First, confirm WHICH CN
Ask the user which device/CN to revoke. If this is a response to a health-check ATTENTION REQUIRED
finding (a --allow-cn you didn't add), treat it as intrusion: revoke it, then inspect how it got
there and consider rotating the CA + all client certs.
Steps (delegate VPS work to the relay-operator agent)
- Back up the unit (
*.bak.<ts>).
- Remove
--allow-cn zt-relay-client-<N> from the ghostunnel server unit. (Revocation is by CN, so
dropping the --allow-cn is sufficient — no client-ca.crt change.)
sudo systemctl daemon-reload && sudo systemctl restart ghostunnel-server; confirm active.
- Re-baseline:
bash local/healthcheck-pull.sh --update-baseline so the removed CN doesn't show as
drift.
Verify
- The revoked device now fails at the mTLS handshake (unknown/!allowed CN).
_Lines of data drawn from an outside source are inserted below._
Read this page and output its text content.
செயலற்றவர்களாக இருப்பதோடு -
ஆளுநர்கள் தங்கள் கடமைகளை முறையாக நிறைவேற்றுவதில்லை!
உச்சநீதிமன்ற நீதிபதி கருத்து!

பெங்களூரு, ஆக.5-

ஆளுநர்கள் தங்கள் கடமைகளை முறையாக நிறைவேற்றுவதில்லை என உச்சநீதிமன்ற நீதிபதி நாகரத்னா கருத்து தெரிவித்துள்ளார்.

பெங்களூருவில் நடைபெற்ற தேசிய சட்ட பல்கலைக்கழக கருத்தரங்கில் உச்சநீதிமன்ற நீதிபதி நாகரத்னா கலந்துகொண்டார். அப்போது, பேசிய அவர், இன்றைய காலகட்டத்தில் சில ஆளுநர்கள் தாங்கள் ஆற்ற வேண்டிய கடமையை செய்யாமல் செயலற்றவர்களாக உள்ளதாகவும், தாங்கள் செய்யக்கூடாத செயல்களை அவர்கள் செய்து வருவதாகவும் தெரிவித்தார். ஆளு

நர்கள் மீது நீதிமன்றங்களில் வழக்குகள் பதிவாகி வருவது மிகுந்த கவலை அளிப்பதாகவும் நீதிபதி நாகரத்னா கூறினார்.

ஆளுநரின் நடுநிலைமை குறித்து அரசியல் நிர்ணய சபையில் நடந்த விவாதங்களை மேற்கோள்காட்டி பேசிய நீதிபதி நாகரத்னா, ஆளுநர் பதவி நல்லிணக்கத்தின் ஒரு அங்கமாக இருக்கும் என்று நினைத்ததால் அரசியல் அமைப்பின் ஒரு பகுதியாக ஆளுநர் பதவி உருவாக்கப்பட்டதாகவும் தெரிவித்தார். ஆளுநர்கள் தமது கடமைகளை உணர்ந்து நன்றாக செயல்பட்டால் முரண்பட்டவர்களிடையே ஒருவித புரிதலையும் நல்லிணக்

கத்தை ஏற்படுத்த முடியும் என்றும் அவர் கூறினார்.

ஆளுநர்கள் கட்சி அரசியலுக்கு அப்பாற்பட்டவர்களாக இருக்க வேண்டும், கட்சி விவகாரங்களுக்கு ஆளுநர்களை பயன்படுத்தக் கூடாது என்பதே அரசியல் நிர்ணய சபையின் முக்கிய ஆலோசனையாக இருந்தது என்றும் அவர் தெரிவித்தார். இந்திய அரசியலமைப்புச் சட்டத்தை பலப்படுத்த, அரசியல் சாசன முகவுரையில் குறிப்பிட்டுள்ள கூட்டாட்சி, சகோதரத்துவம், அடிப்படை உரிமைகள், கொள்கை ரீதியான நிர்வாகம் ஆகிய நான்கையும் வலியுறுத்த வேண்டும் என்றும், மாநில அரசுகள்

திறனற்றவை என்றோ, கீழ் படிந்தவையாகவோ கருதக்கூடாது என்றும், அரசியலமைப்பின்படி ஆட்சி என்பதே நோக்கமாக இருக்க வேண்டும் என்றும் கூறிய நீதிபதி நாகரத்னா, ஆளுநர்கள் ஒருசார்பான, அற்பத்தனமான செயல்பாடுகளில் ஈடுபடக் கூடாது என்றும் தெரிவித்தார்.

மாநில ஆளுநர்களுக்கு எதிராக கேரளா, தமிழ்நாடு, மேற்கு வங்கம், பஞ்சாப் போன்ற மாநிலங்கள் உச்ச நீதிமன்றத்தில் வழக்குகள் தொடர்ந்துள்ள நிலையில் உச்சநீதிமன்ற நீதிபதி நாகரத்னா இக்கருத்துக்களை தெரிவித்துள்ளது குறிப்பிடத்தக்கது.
- A still-authorized device still works.
- Next health pull is clean.
Escalation (lost / compromised device)
If the device or its key may be in someone else's hands, also consider rotating the CDN service token
(re-run the provisioning script) and — if the relay CA itself could be exposed — the full CA +
client-cert rotation, which re-issues every device.
Guardrails
- Never remove the wrong CN — confirm with the user. Never touch the server cert/key in the revoke path.
- Never weaken an invariant. Re-baseline only this intentional change, nothing else.